At first glance, he was surprised by the fact that he wanted to visit the senior citizen, but he could not find anyone while searching for it. at the same time, others were looking for it, even though he could not find the source, however, Chris Lomont wrote a paper (in PDF) to parse the code algorithm (using the Newton's Method and the Newton Method; more importantly, the second half explains how to find the magic 0x5f3759df ).

PS. this function is important because it is often used in 3D operations (vector operations) to calculate the reciprocal of the root number. if you use the original sqrt () and then use the reciprocal, the speed is about four times slower than the previous version... XD

PS2. during their pursuit, some people mentioned a file called mit hackmem, which was written by the strong MIT in the 1970 s (hack memo), mostly algorithm, some code is written by the PDP-10 asm, and a few are C code (someone sorted out a list ).

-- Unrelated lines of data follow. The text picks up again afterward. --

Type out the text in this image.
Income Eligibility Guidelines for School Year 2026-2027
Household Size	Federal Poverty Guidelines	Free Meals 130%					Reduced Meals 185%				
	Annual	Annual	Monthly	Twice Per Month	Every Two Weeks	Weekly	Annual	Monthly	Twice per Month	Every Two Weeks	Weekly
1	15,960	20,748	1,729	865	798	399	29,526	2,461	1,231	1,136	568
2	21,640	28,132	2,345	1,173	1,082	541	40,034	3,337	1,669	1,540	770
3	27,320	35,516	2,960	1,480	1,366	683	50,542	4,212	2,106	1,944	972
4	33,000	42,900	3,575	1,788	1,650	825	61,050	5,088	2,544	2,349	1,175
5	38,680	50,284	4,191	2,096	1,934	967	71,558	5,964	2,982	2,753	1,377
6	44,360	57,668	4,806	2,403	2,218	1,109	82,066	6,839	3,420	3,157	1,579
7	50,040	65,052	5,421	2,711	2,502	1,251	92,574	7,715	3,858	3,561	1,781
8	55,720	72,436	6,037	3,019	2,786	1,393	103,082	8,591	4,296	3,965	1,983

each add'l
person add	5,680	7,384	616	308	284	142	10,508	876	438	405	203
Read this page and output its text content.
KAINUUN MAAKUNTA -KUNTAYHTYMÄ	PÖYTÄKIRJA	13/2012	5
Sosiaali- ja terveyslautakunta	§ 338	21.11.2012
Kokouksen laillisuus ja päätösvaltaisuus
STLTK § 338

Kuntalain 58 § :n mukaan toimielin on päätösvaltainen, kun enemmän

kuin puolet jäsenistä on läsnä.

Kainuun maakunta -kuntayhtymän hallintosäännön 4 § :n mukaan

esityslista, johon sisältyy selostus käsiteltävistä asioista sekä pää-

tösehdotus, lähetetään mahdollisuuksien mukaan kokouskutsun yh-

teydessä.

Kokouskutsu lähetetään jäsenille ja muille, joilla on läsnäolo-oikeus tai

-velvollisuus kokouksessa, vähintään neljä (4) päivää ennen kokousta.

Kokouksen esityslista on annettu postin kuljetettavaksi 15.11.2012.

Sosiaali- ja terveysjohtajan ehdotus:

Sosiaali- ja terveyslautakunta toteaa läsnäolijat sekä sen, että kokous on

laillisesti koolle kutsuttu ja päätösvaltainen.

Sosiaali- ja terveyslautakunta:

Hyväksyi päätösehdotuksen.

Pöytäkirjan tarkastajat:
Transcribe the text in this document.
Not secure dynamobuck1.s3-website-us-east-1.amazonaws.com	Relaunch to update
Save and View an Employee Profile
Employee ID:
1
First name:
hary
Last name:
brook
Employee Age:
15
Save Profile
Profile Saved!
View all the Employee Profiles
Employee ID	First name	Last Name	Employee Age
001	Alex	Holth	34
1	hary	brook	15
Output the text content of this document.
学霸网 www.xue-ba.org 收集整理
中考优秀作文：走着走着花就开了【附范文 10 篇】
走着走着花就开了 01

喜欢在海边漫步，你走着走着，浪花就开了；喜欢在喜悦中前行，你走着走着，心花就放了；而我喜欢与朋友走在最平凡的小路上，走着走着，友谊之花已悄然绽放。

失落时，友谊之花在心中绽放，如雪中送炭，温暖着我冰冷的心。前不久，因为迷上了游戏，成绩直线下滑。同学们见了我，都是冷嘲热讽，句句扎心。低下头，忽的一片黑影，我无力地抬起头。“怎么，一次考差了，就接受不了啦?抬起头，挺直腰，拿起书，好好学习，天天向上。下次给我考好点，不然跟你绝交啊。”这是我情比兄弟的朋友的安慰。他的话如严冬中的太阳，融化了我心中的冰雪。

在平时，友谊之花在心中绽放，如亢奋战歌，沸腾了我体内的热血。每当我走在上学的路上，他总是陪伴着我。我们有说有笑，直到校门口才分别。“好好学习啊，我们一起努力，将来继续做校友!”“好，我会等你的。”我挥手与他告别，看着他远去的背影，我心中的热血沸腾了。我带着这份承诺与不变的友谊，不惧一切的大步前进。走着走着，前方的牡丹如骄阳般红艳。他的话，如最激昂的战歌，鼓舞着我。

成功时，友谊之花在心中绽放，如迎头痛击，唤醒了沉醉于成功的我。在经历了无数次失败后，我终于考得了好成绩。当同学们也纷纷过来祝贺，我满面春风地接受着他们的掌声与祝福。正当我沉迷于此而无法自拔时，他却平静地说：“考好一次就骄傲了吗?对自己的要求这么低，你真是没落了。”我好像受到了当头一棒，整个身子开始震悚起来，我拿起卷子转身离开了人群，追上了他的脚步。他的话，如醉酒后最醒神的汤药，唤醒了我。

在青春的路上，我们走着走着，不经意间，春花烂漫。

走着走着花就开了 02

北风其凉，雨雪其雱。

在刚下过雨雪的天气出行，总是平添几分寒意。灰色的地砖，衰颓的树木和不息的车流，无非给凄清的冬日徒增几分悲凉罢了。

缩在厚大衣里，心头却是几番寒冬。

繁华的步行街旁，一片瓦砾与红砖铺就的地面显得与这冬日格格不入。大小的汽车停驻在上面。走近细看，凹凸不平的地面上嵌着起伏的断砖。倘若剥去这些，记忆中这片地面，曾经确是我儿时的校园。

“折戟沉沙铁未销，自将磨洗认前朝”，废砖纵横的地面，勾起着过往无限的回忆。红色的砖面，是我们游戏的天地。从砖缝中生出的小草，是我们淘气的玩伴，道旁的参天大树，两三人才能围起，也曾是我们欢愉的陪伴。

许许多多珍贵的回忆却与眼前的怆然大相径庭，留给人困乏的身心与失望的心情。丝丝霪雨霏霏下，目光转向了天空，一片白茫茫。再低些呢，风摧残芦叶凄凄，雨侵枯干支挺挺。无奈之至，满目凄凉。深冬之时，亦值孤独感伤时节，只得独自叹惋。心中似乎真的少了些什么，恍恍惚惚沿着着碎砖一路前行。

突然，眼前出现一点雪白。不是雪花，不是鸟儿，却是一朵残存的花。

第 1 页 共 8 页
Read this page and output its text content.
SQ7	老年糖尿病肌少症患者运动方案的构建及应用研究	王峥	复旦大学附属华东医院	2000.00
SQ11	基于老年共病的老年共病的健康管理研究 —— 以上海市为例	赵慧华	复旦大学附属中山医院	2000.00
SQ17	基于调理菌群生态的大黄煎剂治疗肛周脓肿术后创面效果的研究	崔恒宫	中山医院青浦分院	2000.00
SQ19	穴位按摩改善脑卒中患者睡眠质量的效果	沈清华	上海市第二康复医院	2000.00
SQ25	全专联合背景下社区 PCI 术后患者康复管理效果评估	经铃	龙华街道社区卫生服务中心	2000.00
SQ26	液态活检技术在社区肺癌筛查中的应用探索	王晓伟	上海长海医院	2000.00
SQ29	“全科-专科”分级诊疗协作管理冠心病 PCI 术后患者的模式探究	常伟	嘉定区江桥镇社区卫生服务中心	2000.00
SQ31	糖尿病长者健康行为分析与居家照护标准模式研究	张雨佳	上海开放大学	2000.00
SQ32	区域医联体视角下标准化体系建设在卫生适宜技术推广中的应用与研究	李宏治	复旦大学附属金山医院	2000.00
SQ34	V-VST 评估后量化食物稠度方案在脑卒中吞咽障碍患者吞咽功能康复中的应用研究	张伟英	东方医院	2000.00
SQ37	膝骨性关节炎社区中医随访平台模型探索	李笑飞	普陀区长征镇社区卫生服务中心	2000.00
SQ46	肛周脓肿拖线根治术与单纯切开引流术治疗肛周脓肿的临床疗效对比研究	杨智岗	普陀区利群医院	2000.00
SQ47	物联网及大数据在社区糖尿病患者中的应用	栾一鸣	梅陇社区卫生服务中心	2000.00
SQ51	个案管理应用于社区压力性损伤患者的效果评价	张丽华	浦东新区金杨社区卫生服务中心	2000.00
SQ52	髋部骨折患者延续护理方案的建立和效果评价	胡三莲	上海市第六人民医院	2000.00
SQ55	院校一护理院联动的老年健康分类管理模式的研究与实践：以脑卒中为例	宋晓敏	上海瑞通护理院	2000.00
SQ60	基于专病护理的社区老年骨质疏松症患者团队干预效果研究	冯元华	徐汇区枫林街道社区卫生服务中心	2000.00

Well, the story is over here. I hope you will have some gains :)

This article is available at http://www.nowamagic.net/librarys/veda/detail/184.

Contact Us

The content source of this page is from Internet, which doesn't represent Alibaba Cloud's opinion; products and services mentioned on that page don't have any relationship with Alibaba Cloud. If the content of the page makes you feel confusing, please write us an email, we will handle the problem within 5 days after receiving your email.

If you find any instances of plagiarism from the community, please send an email to: info-contact@alibabacloud.com and provide relevant evidence. A staff member will contact you within 5 working days.

A Free Trial That Lets You Build Big!

Start building with 50+ products and up to 12 months usage for Elastic Compute Service

  • Sales Support

    1 on 1 presale consultation

  • After-Sales Support

    24/7 Technical Support 6 Free Tickets per Quarter Faster Response

  • Alibaba Cloud offers highly flexible support services tailored to meet your exact needs.